Arterial Network Seychelles committed to this project at committee level in order to create an illustrated overview of the contemporary visual art landscape and also to inform this ‘snapshot’ by providing a summary of past developments within this aspect of national culture.
Work began in 2015 with a ‘call for involvement’ in the national press, inviting artists to put themselves forward for consideration for inclusion in the book. This complemented measures already taken to involve artists who were Arterial members. Artists also suggested peers, and thus the number of participants grew to almost 50 – the number of artists featured in the book who are creating art today.
The template for creating the contemporary section – which is by far the largest in the book – was a simple one.
Firstly I would contact the artist and arrange to meet with him/her, preferably at the studio. At this meeting I would take notes and photograph work. These photographs were not intended to be used in the book, rather they were taken to help me compile supplementary questions which I sent to the artist immediately after our meeting. I then wrote each chapter – one per artist – combining my critical text with quotes from the artist. The ratio between my words and those of the artist tended to be around the 50-50 mark.
Principal photography took place on Praslin and Mahe, with supplementary images being taken later in order to fill any ‘gaps’.
Each artist signed off his or her pages having had sight of the final layouts. The history (‘Then’) section is shorter and concentrates on artists who have died, left Seychelles, or simply stopped creating work. I felt that it was important to begin the book with this section, which provides the critical, historical and ideological foundations for the contemporary chapters which follow.
Finally I wrote an introduction to place both main sections in context. The book took about a year to write (although I was involved in other work of course) and a further year to design. The visual formats of the book were designed by Mariaan Laubscher at Silkwater Graphics and the principal photography was realised by Laurent Levy from Digifot Praslin. The book was printed by Emirates Printing, Dubai and published by Arterial Network and the Seychelles Pension Fund.
The SPF is donating 100 copies of the book to educational institutions. Every school in Seychelles will benefit from this gesture, as well as the national university and the Seychelles Institute of Art and Design, which will receive sets of the publication.
The main motivation for writing this book was to correct a vulnerability within the Seychelles cultural community – specifically that diverse and interesting work was being created of which there was no archival record being made, either of the work itself or, more importantly, the artists who were creating it. We wanted to give visibility to artists who have worked, and who are still working in Seychelles. Seychellois artists produce serious work, worthy of consideration, yet the international art community places a particular value and status on documentation and, at the start of this project, records of the visual arts in Seychelles was patchy and ad hoc. Good critical writing existed, but it was hard to find.
‘Art in Seychelles’ makes explicit reference to some of the best past writing about art in our country.
Early on in the project I realised that the diversity of work being made far exceeded my expectations. This issue of ‘range’ has been confirmed by many who have seen the finished book, with their comments typically referring to the panorama of styles and approaches employed by artists. People who expected to see a book filled with images of palm tress and beaches were in for a surprise.

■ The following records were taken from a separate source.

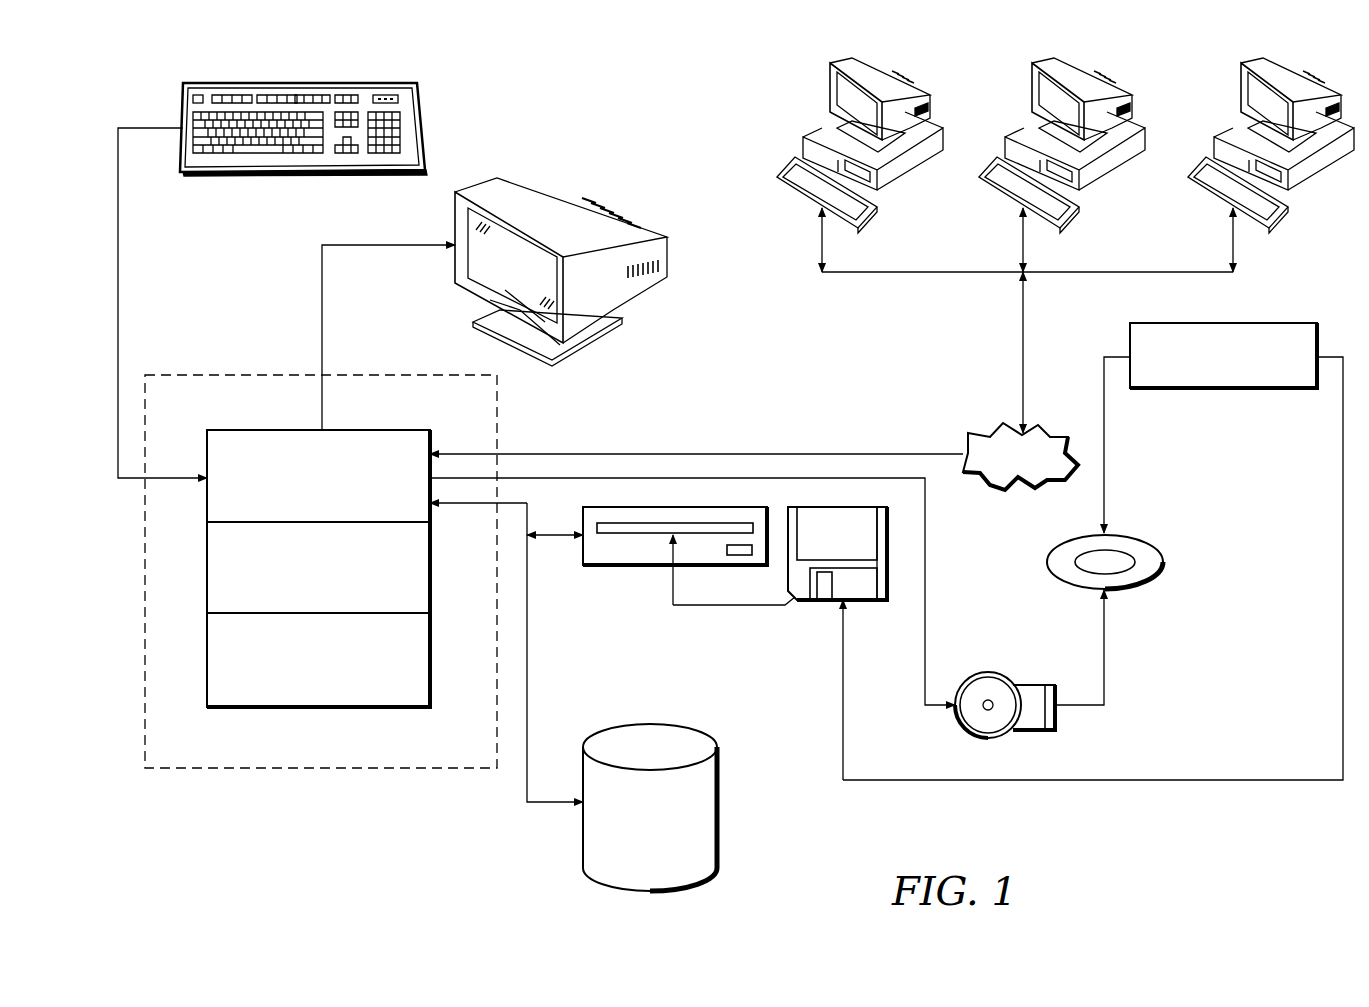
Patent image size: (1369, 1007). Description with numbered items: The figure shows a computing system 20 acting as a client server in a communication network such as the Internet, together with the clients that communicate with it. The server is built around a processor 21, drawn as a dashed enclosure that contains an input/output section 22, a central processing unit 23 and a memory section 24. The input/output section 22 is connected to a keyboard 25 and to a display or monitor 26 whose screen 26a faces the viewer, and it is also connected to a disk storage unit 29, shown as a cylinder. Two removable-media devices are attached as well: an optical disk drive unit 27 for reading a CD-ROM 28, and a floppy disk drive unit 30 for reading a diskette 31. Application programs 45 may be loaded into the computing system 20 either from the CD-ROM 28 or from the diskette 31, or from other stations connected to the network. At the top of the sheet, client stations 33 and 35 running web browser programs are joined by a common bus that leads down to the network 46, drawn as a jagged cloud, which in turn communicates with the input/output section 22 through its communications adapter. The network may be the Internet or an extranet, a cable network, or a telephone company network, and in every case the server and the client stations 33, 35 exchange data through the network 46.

The computing system 20 is at (557, 755).
The processor 21 is at (210, 373).
The input/output section 22 is at (260, 430).
The central processing unit 23 is at (432, 570).
The memory section 24 is at (432, 658).
The keyboard 25 is at (310, 83).
The display 26 is at (536, 259).
The display screen 26a is at (497, 278).
The optical disk drive unit 27 is at (1036, 666).
The CD-ROM 28 is at (1142, 519).
The disk storage unit 29 is at (718, 837).
The floppy disk drive unit 30 is at (627, 566).
The diskette 31 is at (865, 602).
The client station 33 is at (1032, 90).
The client station 35 is at (828, 90).
The application programs 45 is at (1273, 323).
The network 46 is at (1058, 415).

Finally we did two things with this book which are a little unusual. Firstly we gave each book a limited edition number, as if it were itself a work of art. Secondly we selected three different covers which people who wish to buy the book can choose from. One features Michael Adams’s work, one George Camille’s and one Shelia Markham’s.
Whether there will be future editions of this title will depend on the interest shown in this first edition. If we go to press a second time we will reflect the changes and developments which have taken place even in the relatively short time since the book was ‘put to bed’ in late 2016. One example would be the increased activity in the field of installation – the current Seychelles Biennale features this kind of work almost exclusively, yet two years ago such a genre was conspicuous in its absence in Seychelles.
It will be fascinating to see whether this momentum can be maintained within the context of a local market which is still dominated by sales to tourists. If so artists will need financial support in order to continue to make work other than relatively small scale works of art which are, unlike installations, readily transportable.